Secret Russian flotilla passes near UK on way to US
RUSSIA has deployed 10 heavily armed submarines on a mission skirting UK territorial waters and heading for America.
The flotilla, including subs bristling with nuclear weapons, mines, ballistic missiles and torpedoes, was signed off by President Vladimir Putin.
Eight of the 10 are nuclearpowered. They left secretive bases on the Arctic Kola Peninsula a few days ago, passing close to north Scotland.
It is the largest underwater operation launched by a Russian leader since the end of the Cold War.

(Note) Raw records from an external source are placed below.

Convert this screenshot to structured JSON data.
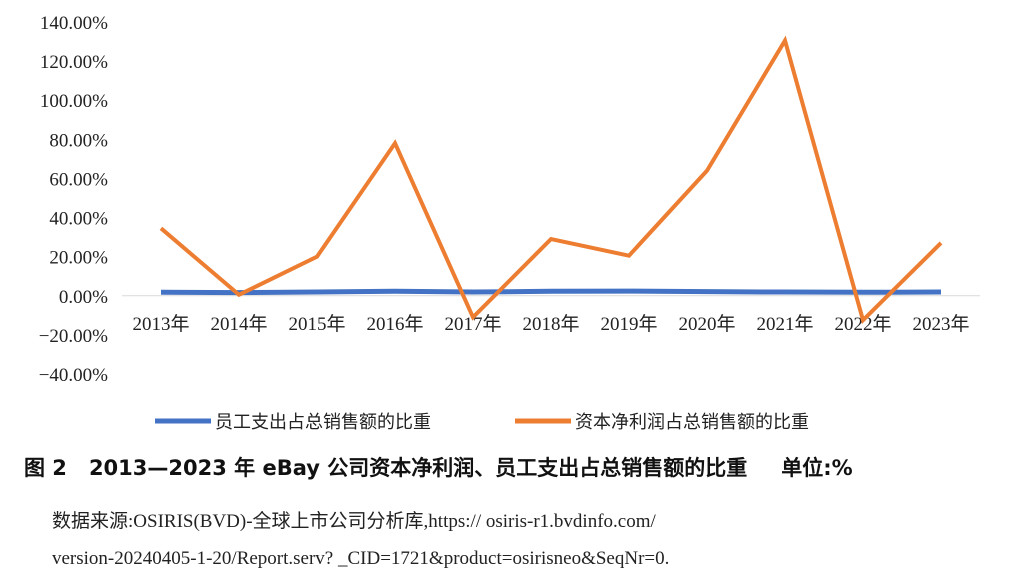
{
  "chart_data": {
    "type": "line",
    "categories": [
      "2013年",
      "2014年",
      "2015年",
      "2016年",
      "2017年",
      "2018年",
      "2019年",
      "2020年",
      "2021年",
      "2022年",
      "2023年"
    ],
    "series": [
      {
        "name": "员工支出占总销售额的比重",
        "color": "#4472C4",
        "values": [
          1.8,
          1.6,
          1.9,
          2.3,
          1.9,
          2.3,
          2.4,
          2.1,
          1.9,
          1.8,
          1.9
        ]
      },
      {
        "name": "资本净利润占总销售额的比重",
        "color": "#ED7D31",
        "values": [
          34.5,
          0.5,
          20.0,
          78.0,
          -11.0,
          29.0,
          20.5,
          64.0,
          130.5,
          -12.5,
          27.0
        ]
      }
    ],
    "y_ticks": [
      "140.00%",
      "120.00%",
      "100.00%",
      "80.00%",
      "60.00%",
      "40.00%",
      "20.00%",
      "0.00%",
      "−20.00%",
      "−40.00%"
    ],
    "ylim": [
      -40,
      140
    ],
    "legend_position": "bottom",
    "grid": false
  },
  "caption": {
    "figure_no": "图 2",
    "title": "2013—2023 年 eBay 公司资本净利润、员工支出占总销售额的比重",
    "unit": "单位:%"
  },
  "source": {
    "line1": "数据来源:OSIRIS(BVD)-全球上市公司分析库,https:// osiris-r1.bvdinfo.com/",
    "line2": "version-20240405-1-20/Report.serv? _CID=1721&product=osirisneo&SeqNr=0."
  }
}
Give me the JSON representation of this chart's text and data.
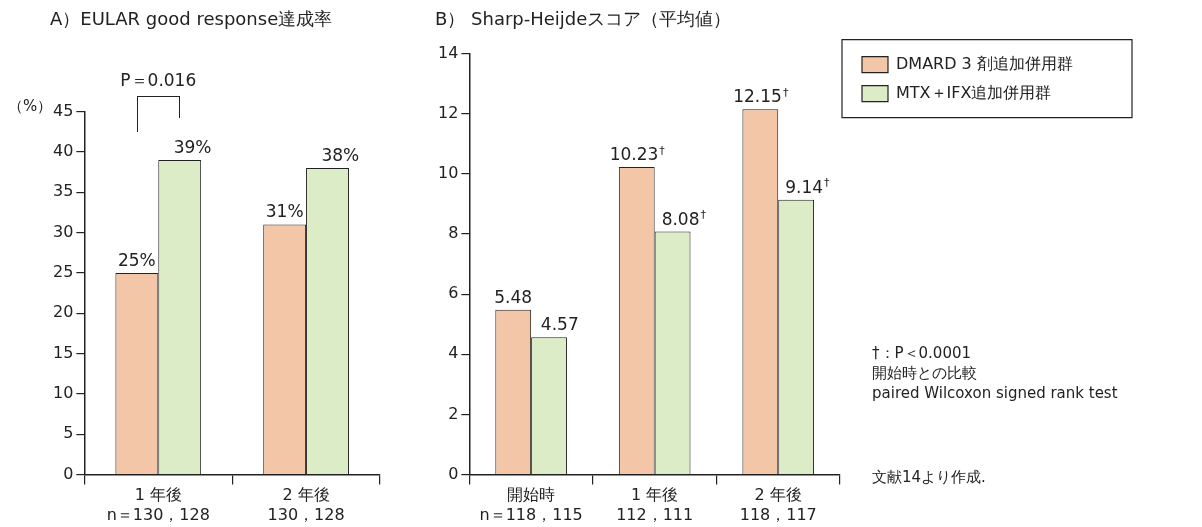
{
  "chart_data": [
    {
      "type": "bar",
      "title": "A）EULAR good response達成率",
      "ylabel": "（%）",
      "categories": [
        "1 年後\nn＝130，128",
        "2 年後\n130，128"
      ],
      "series": [
        {
          "color": "#f2c6a6",
          "values": [
            25,
            31
          ],
          "value_labels": [
            "25%",
            "31%"
          ]
        },
        {
          "color": "#dcecc6",
          "values": [
            39,
            38
          ],
          "value_labels": [
            "39%",
            "38%"
          ]
        }
      ],
      "ylim": [
        0,
        45
      ],
      "yticks": [
        0,
        5,
        10,
        15,
        20,
        25,
        30,
        35,
        40,
        45
      ],
      "grid": false,
      "legend": false,
      "annotations": [
        "P＝0.016"
      ]
    },
    {
      "type": "bar",
      "title": "B） Sharp-Heijdeスコア（平均値）",
      "categories": [
        "開始時\nn＝118，115",
        "1 年後\n112，111",
        "2 年後\n118，117"
      ],
      "series": [
        {
          "name": "DMARD 3 剤追加併用群",
          "color": "#f2c6a6",
          "values": [
            5.48,
            10.23,
            12.15
          ],
          "value_labels": [
            "5.48",
            "10.23$^{†}$",
            "12.15$^{†}$"
          ]
        },
        {
          "name": "MTX＋IFX追加併用群",
          "color": "#dcecc6",
          "values": [
            4.57,
            8.08,
            9.14
          ],
          "value_labels": [
            "4.57",
            "8.08$^{†}$",
            "9.14$^{†}$"
          ]
        }
      ],
      "ylim": [
        0,
        14
      ],
      "yticks": [
        0,
        2,
        4,
        6,
        8,
        10,
        12,
        14
      ],
      "grid": false,
      "legend": "top right",
      "annotations": [
        "†：P＜0.0001",
        "開始時との比較",
        "paired Wilcoxon signed rank test",
        "文献14より作成."
      ]
    }
  ]
}
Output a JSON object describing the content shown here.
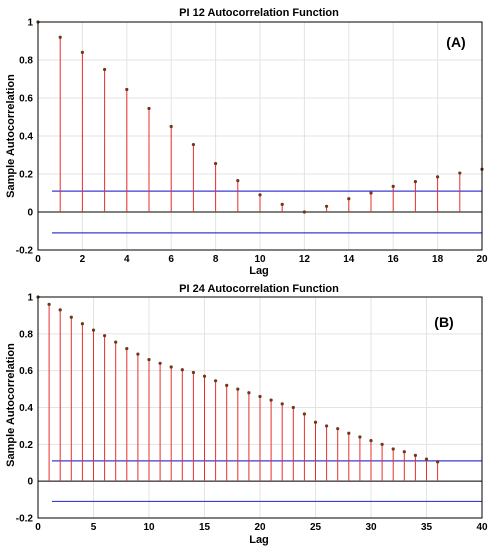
{
  "chart_data": [
    {
      "type": "stem",
      "title": "PI 12 Autocorrelation Function",
      "panel_label": "(A)",
      "xlabel": "Lag",
      "ylabel": "Sample Autocorrelation",
      "xlim": [
        0,
        20
      ],
      "ylim": [
        -0.2,
        1
      ],
      "xticks": [
        0,
        2,
        4,
        6,
        8,
        10,
        12,
        14,
        16,
        18,
        20
      ],
      "yticks": [
        -0.2,
        0,
        0.2,
        0.4,
        0.6,
        0.8,
        1
      ],
      "grid": true,
      "confidence_bounds": [
        0.11,
        -0.11
      ],
      "stem_color": "#e8302a",
      "marker_color": "#6b3a1a",
      "bound_color": "#3b3bd6",
      "lags": [
        0,
        1,
        2,
        3,
        4,
        5,
        6,
        7,
        8,
        9,
        10,
        11,
        12,
        13,
        14,
        15,
        16,
        17,
        18,
        19,
        20
      ],
      "values": [
        1.0,
        0.92,
        0.84,
        0.75,
        0.645,
        0.545,
        0.45,
        0.355,
        0.255,
        0.165,
        0.09,
        0.04,
        0.0,
        0.03,
        0.07,
        0.1,
        0.135,
        0.16,
        0.185,
        0.205,
        0.225
      ]
    },
    {
      "type": "stem",
      "title": "PI 24 Autocorrelation Function",
      "panel_label": "(B)",
      "xlabel": "Lag",
      "ylabel": "Sample Autocorrelation",
      "xlim": [
        0,
        40
      ],
      "ylim": [
        -0.2,
        1
      ],
      "xticks": [
        0,
        5,
        10,
        15,
        20,
        25,
        30,
        35,
        40
      ],
      "yticks": [
        -0.2,
        0,
        0.2,
        0.4,
        0.6,
        0.8,
        1
      ],
      "grid": true,
      "confidence_bounds": [
        0.11,
        -0.11
      ],
      "stem_color": "#e8302a",
      "marker_color": "#6b3a1a",
      "bound_color": "#3b3bd6",
      "lags": [
        0,
        1,
        2,
        3,
        4,
        5,
        6,
        7,
        8,
        9,
        10,
        11,
        12,
        13,
        14,
        15,
        16,
        17,
        18,
        19,
        20,
        21,
        22,
        23,
        24,
        25,
        26,
        27,
        28,
        29,
        30,
        31,
        32,
        33,
        34,
        35,
        36
      ],
      "values": [
        1.0,
        0.96,
        0.93,
        0.89,
        0.855,
        0.82,
        0.79,
        0.755,
        0.72,
        0.69,
        0.66,
        0.64,
        0.62,
        0.605,
        0.59,
        0.57,
        0.545,
        0.52,
        0.5,
        0.48,
        0.46,
        0.44,
        0.42,
        0.4,
        0.365,
        0.32,
        0.3,
        0.285,
        0.26,
        0.24,
        0.22,
        0.2,
        0.175,
        0.16,
        0.14,
        0.12,
        0.105
      ]
    }
  ]
}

Norway’s intelligence service is trying to track its progress with increased surveillance flights.
Norwegian sources believe Russia’s aim is for the fleet to penetrate as far as possible into the North Atlantic without detection by NATO, sailing submerged north of Scotland through the Greenland-iceland-uk gap.
The flotilla raises challenges for NATO and threatens its maritime re-enforcement and re-supply lines across the Atlantic.
It comes as Russia’s most advanced new nuclearpowered submarine testlaunched its first Bulava intercontinental ballistic missile, hitting a target thousands of miles away.
The launch was conducted in the White Sea off Russia’s north west, with a dummy payload reaching a test site in the far eastern Russian region of Kamchatka.
The Borei-class vessel, part of a different fleet, was submerged when it fired but the escalation in aggression comes amid arms-control tensions with the West. It was seen as a bid to show how Russia is able to defend its own bases while threatening the US Eastern Seaboard.
The MOD said: “The UK takes appropriate measures and action to ensure the integrity of our waters and to protect our nation’s interests. The Royal Navy is always ready to safeguard our waters.” Expert Bruce Jones said the flotilla was a “significant defence ‘challenge’ to the UK as well as the US and NATO”. He added: “It shows up how numbers of our warships have been drastically reduced and our warning systems across the North Atlantic have become degraded. This is a very serious development indeed.”